Cisco prepares platform for Internet of Things

Cisco prepares platform for Internet of Things

Company claims its IoT vision goes far beyond ruggedised switches, routers, wireless and boxes.

Cisco is working on a platform for the Internet of Things (IoT), that will enable customers in multiple industry sectors to rapidly deploy and manage their machine-to-machine (M2M) applications.

At the Cisco Live event in London this week, Robert Soderbery, senior vice president and general manager of Cisco's Enterprise Networking Group, showed off a range of products that he said were "IoT-ready".

These included ruggedised wi-fi access points like the Aironet 1550 Series, connected grid products like the 2000 Series Connected Grid Router, and industrial switches like the IE 3000 Series, as well as a selection of smaller embedded devices for the automotive and military industries.

However, Soderbery said that Cisco would not be revealing its complete vision for the IoT until next year, because the company's vision goes far beyond just ruggedised switches, routers, wireless and boxes.

"We're looking to deliver an IoT platform which will enable you to rapidly and easily deploy IoT applications, manage those applications and present them to your application development community who can think up all the great things to do with these products," he said.

Cisco executive demonstration manager Sean Curtis went on to show off some of the things that Cisco Labs have been working on in the IoT space.

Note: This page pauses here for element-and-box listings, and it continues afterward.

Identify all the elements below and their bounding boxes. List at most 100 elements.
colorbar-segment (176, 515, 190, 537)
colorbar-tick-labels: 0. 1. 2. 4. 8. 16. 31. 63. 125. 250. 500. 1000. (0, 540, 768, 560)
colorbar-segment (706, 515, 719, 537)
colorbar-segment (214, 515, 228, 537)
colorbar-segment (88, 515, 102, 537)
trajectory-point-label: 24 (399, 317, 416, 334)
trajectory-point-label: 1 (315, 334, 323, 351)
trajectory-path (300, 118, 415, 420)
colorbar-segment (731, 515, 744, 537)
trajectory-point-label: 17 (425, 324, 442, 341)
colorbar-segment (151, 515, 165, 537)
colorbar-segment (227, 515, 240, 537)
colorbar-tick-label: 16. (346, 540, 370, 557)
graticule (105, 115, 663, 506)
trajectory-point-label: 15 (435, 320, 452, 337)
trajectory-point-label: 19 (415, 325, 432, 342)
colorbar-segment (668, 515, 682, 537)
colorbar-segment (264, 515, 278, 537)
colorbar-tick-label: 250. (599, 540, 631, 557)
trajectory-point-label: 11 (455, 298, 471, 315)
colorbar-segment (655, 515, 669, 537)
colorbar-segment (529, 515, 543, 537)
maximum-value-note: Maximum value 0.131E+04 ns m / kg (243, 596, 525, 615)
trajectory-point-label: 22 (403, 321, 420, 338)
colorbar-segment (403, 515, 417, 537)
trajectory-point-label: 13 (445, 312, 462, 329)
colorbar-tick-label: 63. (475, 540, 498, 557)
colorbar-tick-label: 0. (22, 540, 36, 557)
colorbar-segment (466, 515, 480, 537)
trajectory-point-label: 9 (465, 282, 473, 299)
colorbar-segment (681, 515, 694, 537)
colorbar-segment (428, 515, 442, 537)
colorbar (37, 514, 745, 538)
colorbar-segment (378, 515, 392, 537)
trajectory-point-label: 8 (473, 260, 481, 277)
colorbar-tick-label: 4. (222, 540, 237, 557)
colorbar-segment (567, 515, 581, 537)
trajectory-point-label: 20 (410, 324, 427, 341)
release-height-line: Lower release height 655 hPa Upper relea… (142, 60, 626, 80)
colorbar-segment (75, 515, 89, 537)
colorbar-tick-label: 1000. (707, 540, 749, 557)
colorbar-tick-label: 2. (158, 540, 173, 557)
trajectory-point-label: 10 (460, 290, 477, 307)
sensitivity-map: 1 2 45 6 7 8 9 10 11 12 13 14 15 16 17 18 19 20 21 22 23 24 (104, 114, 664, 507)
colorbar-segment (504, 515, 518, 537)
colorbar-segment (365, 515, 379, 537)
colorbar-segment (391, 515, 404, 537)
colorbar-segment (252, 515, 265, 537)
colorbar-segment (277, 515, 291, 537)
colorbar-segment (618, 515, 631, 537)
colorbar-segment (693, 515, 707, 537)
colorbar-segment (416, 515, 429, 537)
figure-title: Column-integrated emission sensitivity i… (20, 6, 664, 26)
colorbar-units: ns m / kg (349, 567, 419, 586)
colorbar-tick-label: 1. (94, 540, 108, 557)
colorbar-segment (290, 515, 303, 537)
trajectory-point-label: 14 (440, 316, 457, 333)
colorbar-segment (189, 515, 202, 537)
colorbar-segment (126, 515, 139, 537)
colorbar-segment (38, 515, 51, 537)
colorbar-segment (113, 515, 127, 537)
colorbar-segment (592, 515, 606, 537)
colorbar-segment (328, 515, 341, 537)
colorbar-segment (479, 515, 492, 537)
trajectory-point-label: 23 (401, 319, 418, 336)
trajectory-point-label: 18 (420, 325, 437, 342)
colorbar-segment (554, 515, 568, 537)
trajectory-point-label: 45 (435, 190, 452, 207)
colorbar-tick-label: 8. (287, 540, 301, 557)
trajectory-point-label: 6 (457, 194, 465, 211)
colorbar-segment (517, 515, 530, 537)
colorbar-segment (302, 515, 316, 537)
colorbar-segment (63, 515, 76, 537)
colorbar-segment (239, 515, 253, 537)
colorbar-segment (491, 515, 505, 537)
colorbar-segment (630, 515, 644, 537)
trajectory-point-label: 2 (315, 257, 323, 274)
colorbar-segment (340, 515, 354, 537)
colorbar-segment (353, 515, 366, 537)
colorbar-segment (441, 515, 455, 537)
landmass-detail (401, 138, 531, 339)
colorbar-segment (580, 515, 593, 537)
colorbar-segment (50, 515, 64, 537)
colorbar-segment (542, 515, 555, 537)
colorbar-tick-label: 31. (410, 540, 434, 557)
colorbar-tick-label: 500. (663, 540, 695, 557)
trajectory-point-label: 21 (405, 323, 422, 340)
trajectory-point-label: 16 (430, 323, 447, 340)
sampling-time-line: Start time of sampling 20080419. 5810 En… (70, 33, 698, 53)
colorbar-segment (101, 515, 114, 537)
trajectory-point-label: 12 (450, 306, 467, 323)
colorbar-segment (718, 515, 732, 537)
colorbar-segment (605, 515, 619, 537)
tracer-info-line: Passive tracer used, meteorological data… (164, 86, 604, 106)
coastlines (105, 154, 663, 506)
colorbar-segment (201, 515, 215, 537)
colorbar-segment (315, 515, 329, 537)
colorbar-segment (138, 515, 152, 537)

Much of these centre around Jabber - Cisco's UC platform that combines instant messaging, voice, video, desktop sharing, and conferencing.

Curtis showed how sensors on the network could be used to provide presence information for Jabber users. For example, when the user enters his or her office, motion detectors on the door would trigger the lights to turn on and change the user's Jabber status to 'available'.

Using the GPS in the user's smartphone, Jabber would be able to keep track of whether the user remains in his office or goes elsewhere. If a second person enters the office and closes the door - indicating that a private meeting is going on - the user's Jabber status will switch to 'busy'.

Driving home, the accelerometer in the user's phone could be used to indicate whether he is available to talk. If he leaves his phone face-up on the passenger seat, his Jabber status will remain available, but if it is face-down he will appear as unavailable.

Jabber will also provide suggestions on how best to contact the user, based on their current activity. For example, if they are stationary and in their office, they might be contactable by phone, SMS or email, but if they are in a private meeting, the application will recommend voicemail or email only.

"These sensors on the network are going to provide information, but it's what we do with that information that really improves the experience, and how we change business processes - that's really what the Internet of Everything is about," said Curtis.

The Internet of Everything was one of the topics highlighted in Cisco's Connected World Technology Report, which provides insight into the attitudes of the world's next generation of workers.

As more people, things and devices connect to the Internet, more data from more places will be introduced across corporate and service provider networks, which open up new vulnerabilities and a need for more sophisticated security approaches, the report warns.

Ian Foddering, chief technology officer for Cisco UK and Ireland, said that the Internet of Things is the next logical step for Cisco.

As sectors such as transportation, manufacturing and energy become increasingly automated, and the number of connected end points grows, the onus will fall on the network companies to keep these applications up and running.

Foddering said that the advantage of working to an open standard like IP is it provides a common framework, making it easy for organisations to partner up. For example, Cisco is already working with Schneider Electric to develop IoT applications around energy management in buildings.

However, he flagged the need for faster adoption of IPv6 within organisations, in order to free up more IP address space and enable companies like Cisco to realise the opportunity that exists with the Internet of Everything at a macro level. 

"When you start to connect more and more things to the network, you can suddenly start to completely change the way things are delivered and how services are offered, so I think there's a huge possibility here," he said.

"We've reached a point now when you can get email on your phone and browse the web, but for me that is just the beginning. That's why this Internet of Everything is so exciting for us, because it allows us to start painting a picture of where we see the future going in that world of connected things."